Ink and Bone
(The Great Library: Book 1)
Set in a dystopian world that imagines the Library of Alexandria never burned, Ink and Bone is a book for those that love books. It begins with the striking scene of ten year old Jess Brightwell watching a man destroy the only existing hand copy of On Sphere-Making by Archimedes by eating the pages. His resulting revulsion sets the tone for a story about humanity, knowledge and power.
Jess lives in a world where the Library has absolute control over all available reading material and owning real copies of books is banned. Instead they depend on alchemy to mirror text to what are called blanks. Human nature being what it is there is a bustling black market trade in real books. The Brightwell family is a predominant figure in this market, but Jess only feels like he is constantly used by his family. In order to get a set of eyes and ears into the Library, Jess’ father sends him to study and become part of of the Library in Alexandria itself.
There he meets his diverse fellow students (postulants) and begins to learn more of the dark nature of absolute control that is the real business of the library. Their motto is “books before people” and they embody it to the very core. This has created a fanatical opposition in the form of Burners. Burners hold that human life is more important than a book or knowledge and make repeated attempts to burn Libraries to bring down the Library and it’s iron control.

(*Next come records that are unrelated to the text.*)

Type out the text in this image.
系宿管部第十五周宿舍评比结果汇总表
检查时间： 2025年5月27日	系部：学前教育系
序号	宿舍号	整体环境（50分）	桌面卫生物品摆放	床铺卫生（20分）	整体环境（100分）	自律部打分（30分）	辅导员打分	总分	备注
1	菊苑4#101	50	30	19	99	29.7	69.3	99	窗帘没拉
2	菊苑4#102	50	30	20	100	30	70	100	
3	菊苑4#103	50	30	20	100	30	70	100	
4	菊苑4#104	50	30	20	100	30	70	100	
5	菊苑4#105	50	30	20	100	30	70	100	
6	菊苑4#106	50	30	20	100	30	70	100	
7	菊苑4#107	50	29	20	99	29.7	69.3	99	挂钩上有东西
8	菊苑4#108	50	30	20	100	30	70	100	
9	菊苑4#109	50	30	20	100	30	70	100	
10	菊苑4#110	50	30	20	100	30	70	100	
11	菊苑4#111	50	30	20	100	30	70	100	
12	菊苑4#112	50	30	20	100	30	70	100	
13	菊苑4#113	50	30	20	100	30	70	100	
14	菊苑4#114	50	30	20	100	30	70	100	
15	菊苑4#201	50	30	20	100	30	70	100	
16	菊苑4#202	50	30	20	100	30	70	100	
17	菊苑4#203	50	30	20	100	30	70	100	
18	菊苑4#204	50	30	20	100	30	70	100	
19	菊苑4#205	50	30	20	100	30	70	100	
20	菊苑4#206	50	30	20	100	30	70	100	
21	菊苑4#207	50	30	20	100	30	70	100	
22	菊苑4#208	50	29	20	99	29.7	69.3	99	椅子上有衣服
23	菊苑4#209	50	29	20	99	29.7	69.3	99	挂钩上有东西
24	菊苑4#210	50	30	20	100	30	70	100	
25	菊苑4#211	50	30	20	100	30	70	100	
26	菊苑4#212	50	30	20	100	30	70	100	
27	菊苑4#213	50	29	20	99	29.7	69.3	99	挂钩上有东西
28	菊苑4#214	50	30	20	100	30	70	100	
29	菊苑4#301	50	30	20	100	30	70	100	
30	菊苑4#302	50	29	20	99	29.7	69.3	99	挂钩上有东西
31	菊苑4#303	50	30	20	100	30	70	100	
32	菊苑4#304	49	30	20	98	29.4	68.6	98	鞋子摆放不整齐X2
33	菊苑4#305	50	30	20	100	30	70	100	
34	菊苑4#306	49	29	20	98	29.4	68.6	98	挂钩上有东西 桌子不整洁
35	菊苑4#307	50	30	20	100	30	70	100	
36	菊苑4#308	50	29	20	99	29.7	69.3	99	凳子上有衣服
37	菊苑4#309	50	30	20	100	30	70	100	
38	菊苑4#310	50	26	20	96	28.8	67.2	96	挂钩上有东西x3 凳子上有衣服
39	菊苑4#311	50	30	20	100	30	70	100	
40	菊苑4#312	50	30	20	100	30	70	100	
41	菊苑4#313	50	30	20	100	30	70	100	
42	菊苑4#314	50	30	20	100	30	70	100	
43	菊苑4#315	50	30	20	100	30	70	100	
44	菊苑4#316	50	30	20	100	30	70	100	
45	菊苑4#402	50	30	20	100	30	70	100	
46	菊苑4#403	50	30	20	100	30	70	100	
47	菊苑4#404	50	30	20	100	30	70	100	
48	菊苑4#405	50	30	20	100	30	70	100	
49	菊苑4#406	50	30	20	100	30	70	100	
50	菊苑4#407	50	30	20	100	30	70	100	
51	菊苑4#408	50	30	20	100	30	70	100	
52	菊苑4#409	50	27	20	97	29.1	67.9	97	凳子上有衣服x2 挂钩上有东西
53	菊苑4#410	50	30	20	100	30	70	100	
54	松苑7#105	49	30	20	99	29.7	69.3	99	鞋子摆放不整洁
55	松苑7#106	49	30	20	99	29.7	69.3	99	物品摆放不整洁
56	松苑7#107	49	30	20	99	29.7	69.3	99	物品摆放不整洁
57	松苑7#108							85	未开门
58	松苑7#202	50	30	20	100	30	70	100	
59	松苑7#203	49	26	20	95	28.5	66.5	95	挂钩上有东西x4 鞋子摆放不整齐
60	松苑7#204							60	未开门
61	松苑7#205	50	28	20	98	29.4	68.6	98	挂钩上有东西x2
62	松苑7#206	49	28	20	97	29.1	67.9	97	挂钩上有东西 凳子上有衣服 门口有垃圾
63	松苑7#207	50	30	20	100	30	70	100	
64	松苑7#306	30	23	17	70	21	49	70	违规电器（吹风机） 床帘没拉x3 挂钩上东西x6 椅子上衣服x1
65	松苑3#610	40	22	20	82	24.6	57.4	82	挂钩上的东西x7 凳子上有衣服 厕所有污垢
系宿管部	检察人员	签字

This is a fully realized world of alchemy and steam where it feels like every detail matters. It’s only the first book in a series so the explanations of the actual alchemy aren’t terribly in depth, but I strongly suspect we’ll learn more about it in the sequel(s). There are “living” statues powered by gears and steam that invoke a subtle feeling of dread. There’s a war where the price of knowledge over human life is fully explored.
Ink and Bone definitely feels like a young adult novel, but it’s a very good one. The writing is periodically simplistic and there’s a somewhat forced love substory. For all of that though, it’s an immensely enjoyable read. As stated above, it’s a book lovers book, but it’s also so much more than that.